А на следующий день у Киры началась аллергия. Думала, от тоски чешется, но по шее и по лбу пошли красные пятна, и Кира испугалась. Помчалась к дерматологу, в ближайший КВД, по дороге молилась: «Только бы не от нервов, не псориаз какой, его же не вылечишь. И только бы не краснуха – я же к Ленке беременной ходила! Уж тогда пусть лучше нервное, от краснухи-то дети мертвые рождаются». Влетела к врачу в своих серебристых мехах (еще февраль не кончился) перепуганная, бледная. Показала сыпь и голову, где чешется. Не краснуха?! Врачиха говорит: «Сядьте, дамочка. Сейчас рецепт выпишу. Вот вам антипедикулезное, с вас пятьсот рублей».
Анти-пе-ди… это ж от вшей?! Ну да, говорит, у вас там их стада, и гниды еще. Вы не волнуйтесь, в наше время у всех бывает, не только у бомжей.

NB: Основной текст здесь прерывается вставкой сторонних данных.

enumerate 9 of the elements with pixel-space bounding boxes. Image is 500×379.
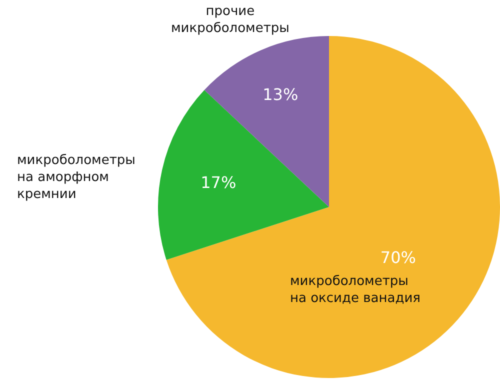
data-label: 17% <box>200 172 236 192</box>
data-label: 70% <box>380 248 416 267</box>
data-label: 13% <box>262 85 298 104</box>
pie-slice <box>204 36 329 207</box>
slice-label: прочие микроболометры <box>171 4 290 36</box>
slice-label: микроболометры на аморфном кремнии <box>17 153 136 202</box>
pie-slice <box>166 36 500 378</box>
pie-slice <box>158 90 329 260</box>
slice-label: микроболометры на оксиде ванадия <box>290 274 420 306</box>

Киру трясло от стыда и отвращения. От одной мысли, что по ней бегают десятки маленьких лапок, накатывала паника. Казалось, что человек, стоящий позади в аптечной очереди, сейчас увидит среди ее русых волос черную вошь и закричит, и опозорит. Хотя куда уж больше позора…
Дома, едва раздевшись, намазала на голову дрянь из тюбика, побросала одежду в машинку. Потом целые сутки отмывала и отстирывала все в доме, что нельзя стирать – выбросила, чего нельзя выкинуть – обработала спреем специальным, завязала в пакеты и спрятала на антресоли, через месяц там все должны передохнуть.